Le 21 octobre 2021, face à l’envolée des prix de l’énergie et des carburants, le premier ministre Jean Castex annonçait, au 20 heures de TF1, le versement d’une «indemnité inflation» de 100 euros aux 38 millions de Français gagnant moins de 2000 euros nets par mois. Avec le principe clairement affiché que cette aide soit touchée une seule fois par personne. Plus d’un an et demi plus tard, la Cour des comptes vient de taper sur les doigts du gouvernement pour… non-respect de cette règle.
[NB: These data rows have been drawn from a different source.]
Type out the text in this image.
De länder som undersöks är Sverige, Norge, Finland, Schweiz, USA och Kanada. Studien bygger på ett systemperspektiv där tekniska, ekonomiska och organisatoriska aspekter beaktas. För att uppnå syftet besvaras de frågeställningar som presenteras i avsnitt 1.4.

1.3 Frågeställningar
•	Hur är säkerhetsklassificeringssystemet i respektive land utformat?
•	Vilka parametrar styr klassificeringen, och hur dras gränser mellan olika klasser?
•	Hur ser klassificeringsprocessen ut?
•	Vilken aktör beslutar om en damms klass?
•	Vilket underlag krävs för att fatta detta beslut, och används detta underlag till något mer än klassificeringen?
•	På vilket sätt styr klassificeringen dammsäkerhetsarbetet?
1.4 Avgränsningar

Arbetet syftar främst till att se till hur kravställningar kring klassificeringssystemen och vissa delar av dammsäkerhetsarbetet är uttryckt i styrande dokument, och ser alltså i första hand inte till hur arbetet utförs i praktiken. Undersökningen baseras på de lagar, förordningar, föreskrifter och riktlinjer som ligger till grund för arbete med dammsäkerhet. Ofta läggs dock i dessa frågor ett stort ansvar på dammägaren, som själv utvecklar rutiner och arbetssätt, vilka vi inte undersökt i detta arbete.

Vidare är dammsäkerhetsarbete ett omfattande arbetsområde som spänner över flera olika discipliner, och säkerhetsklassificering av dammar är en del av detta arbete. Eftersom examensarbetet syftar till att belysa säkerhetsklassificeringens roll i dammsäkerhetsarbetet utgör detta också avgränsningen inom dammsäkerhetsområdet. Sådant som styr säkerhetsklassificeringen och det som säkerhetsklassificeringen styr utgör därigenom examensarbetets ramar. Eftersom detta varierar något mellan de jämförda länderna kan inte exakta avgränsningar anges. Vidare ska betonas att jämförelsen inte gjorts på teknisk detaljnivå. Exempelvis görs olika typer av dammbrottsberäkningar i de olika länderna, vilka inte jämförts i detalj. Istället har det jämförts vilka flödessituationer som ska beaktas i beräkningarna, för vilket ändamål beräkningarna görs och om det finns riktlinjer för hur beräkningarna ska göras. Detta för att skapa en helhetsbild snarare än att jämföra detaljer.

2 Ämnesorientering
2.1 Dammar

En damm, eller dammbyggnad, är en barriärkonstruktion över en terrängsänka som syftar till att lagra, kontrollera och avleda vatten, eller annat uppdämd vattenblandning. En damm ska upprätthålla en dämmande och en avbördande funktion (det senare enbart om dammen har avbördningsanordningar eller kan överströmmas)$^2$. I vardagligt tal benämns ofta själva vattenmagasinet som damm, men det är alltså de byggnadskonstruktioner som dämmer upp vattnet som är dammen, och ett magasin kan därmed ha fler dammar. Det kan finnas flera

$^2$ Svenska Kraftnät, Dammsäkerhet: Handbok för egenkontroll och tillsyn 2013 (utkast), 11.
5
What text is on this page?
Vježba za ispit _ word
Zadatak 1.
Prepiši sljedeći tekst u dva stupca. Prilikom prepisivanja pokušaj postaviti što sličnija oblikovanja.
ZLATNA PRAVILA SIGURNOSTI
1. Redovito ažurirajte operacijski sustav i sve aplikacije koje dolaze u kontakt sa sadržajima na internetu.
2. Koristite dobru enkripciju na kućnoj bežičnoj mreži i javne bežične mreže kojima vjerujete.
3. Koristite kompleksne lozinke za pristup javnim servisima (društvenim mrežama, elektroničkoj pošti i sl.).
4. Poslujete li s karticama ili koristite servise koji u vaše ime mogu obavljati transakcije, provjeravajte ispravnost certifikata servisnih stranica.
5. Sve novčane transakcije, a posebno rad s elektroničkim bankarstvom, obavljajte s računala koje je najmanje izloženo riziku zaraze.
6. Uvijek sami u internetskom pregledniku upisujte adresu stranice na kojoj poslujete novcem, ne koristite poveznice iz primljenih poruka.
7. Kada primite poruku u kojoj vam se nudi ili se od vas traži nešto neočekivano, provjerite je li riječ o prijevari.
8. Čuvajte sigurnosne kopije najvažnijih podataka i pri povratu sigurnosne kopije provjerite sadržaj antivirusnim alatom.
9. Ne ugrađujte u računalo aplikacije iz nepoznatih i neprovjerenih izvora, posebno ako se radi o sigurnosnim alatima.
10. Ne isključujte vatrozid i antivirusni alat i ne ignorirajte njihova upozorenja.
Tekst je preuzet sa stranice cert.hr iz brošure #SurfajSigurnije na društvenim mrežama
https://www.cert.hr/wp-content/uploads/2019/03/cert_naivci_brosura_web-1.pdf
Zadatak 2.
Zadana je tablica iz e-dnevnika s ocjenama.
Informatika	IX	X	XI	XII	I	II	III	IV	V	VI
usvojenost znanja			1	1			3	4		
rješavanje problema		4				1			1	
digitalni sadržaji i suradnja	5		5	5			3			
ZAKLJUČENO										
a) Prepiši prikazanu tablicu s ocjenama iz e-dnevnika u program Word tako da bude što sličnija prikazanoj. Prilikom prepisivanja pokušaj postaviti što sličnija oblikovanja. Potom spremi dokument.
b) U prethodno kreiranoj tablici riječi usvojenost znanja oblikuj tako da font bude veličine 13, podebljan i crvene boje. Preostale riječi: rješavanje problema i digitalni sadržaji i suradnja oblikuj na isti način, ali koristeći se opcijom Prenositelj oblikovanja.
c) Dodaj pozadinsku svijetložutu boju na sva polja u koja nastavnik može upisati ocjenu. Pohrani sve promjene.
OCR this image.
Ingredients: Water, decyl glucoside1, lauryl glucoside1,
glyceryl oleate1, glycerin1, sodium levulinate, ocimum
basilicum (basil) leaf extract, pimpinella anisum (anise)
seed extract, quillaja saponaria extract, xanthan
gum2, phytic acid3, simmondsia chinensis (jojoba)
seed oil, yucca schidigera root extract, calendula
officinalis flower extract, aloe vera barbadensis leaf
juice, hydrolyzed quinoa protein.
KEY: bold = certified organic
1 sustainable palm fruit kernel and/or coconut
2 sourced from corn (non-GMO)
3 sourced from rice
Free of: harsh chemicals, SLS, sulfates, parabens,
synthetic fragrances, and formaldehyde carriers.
«Il ressort des travaux de la Cour que les dispositions prises pour le versement de l’indemnité inflation n’ont pas permis d’assurer le respect du principe de versement d’une aide unique à chaque bénéficiaire», écrit le premier président de la juridiction financière Pierre Moscovici, dans un courrier adressé en juillet à Élisabeth Borne, successeure de Jean Castex à Matignon, et rendu public ce mercredi. Dans le détail, les Sages ont observé «un nombre important de doublons», estimé à 1,7 million de Français (soit 4,4% du nombre total de bénéficiaires), pour un montant indûment versé d’environ 170 millions d’euros. Pour rappel, cette mesure devait initialement représenter un coût de 3,8 milliards d’euros pour l’État.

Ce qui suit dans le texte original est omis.